- Daily Zen
The International Energy Agency informed on the 9th of October that Iraq’s oil output would probably double in the next decade. In addition, Iraq will not only supply approximately half the growth in the global oil output but it will also be a key driver of crude prices as well. However delays to investment could lead to shrinking of global oil market and push crude prices much higher.
The International Energy Agency published its Iraq Energy Outlook on the 9th of October, in which the organization stated that Iraq’s oil output would reach approximately 6.1 million barrels a day by 2020 under its central scenario. According to Iraq Energy Outlook, Iraq’s oil production could even grow to roughly 8.3 million barrels a day by 2035.
The increase in Iraq’s oil production would make the country the largest supplier to the growth in the global oil supply, accounting for as much as 45 percent of new supplies. Iraq is expected to surpass Russia and therefore become the world’s second-largest oil supplier by 2030, according to Iraq Energy Outlook.
The International Energy Agency highlighted that Iraq had already signed contracts to produce even more than organization’s estimates, 9 million barrels a day by 2020. But it is highly possible that the investment would suffer from delays related to political instability, inadequate infrastructure and even lack of skilled workforce. The risk of Iraq’s oil output growing more slowly than expected by contracting parties is very high.
According to Iraq Energy Outlook, the biggest increase in Iraq’s oil production would come from fields located near Basra. However also substantial amount of Iraq’s oil output is expected to come from Kurdistan, where regional government has already signed contracts for oil exploration.
Iraq’s oil output had been suffering years of stagnation due to wars and sanction. The situation began to change slowly in 2010 when the government secured contracts with big names in the oil industry such as BP Plc, Exxon Mobil and Royal Dutch Shell.
According to data, Iraq’s oil production has surpassed approximately 3 million barrels per day for the first time in three decades. In 2012 Iraq became the second largest producer in the in the Organization of the Petroleum Exporting Countries (OPEC) just right behind Saudi Arabia, after overtaking Iran.
Yet there are some risks and challenges that Iraq will have to face. Fatih Birol, chief economist at the International Energy Agency, noted that part of the purpose of Iraq Energy Outlook was “to show the Iraqis and the rest of the world of the consequences of the failure of Iraq to increase production.
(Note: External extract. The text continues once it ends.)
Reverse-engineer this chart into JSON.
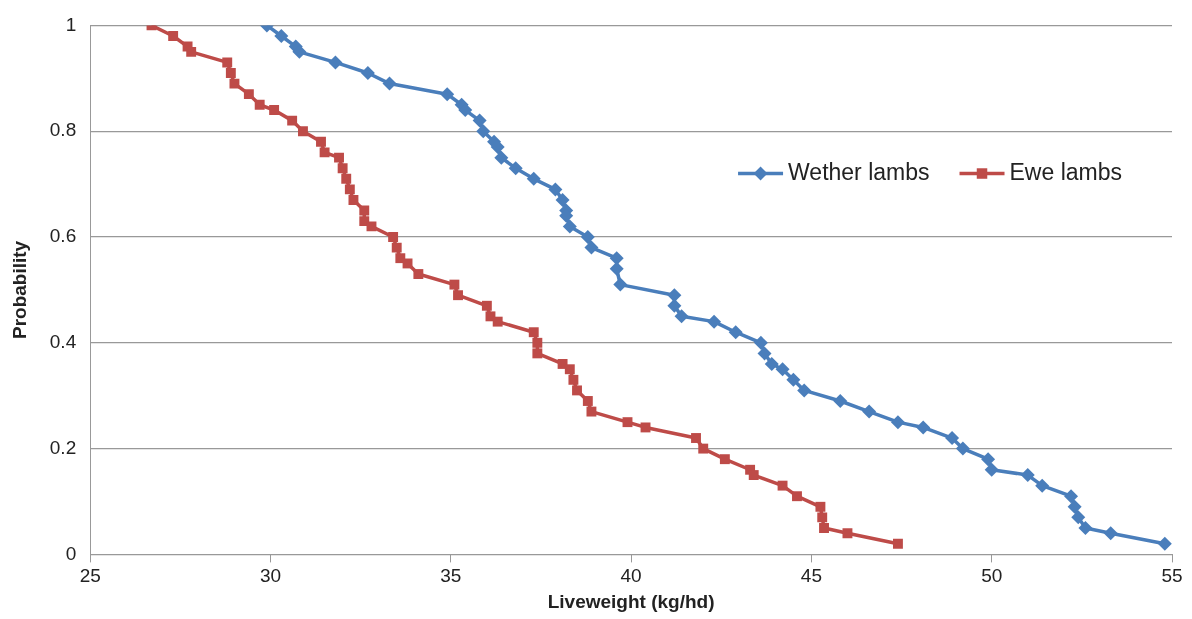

It is not only a question of Iraq and its 30 million inhabitants . . . but to show the world what it means for Iraq to be failing.” Iraq will be not only an important regional player, but also a global player especially when it comes to global oil production.
The International Energy Agency’s estimates say that Iraq’s average annual revenue from energy export would be around $200 billion by 2035. The economy of Iraq will be as large as the economy of Saudi Arabia.
However disputes between Iraq’s central and regional governments on oil contracts are great risks for the economy. Iraq needs to ensure water supply and build export facilities to expand possibilities of its oil production.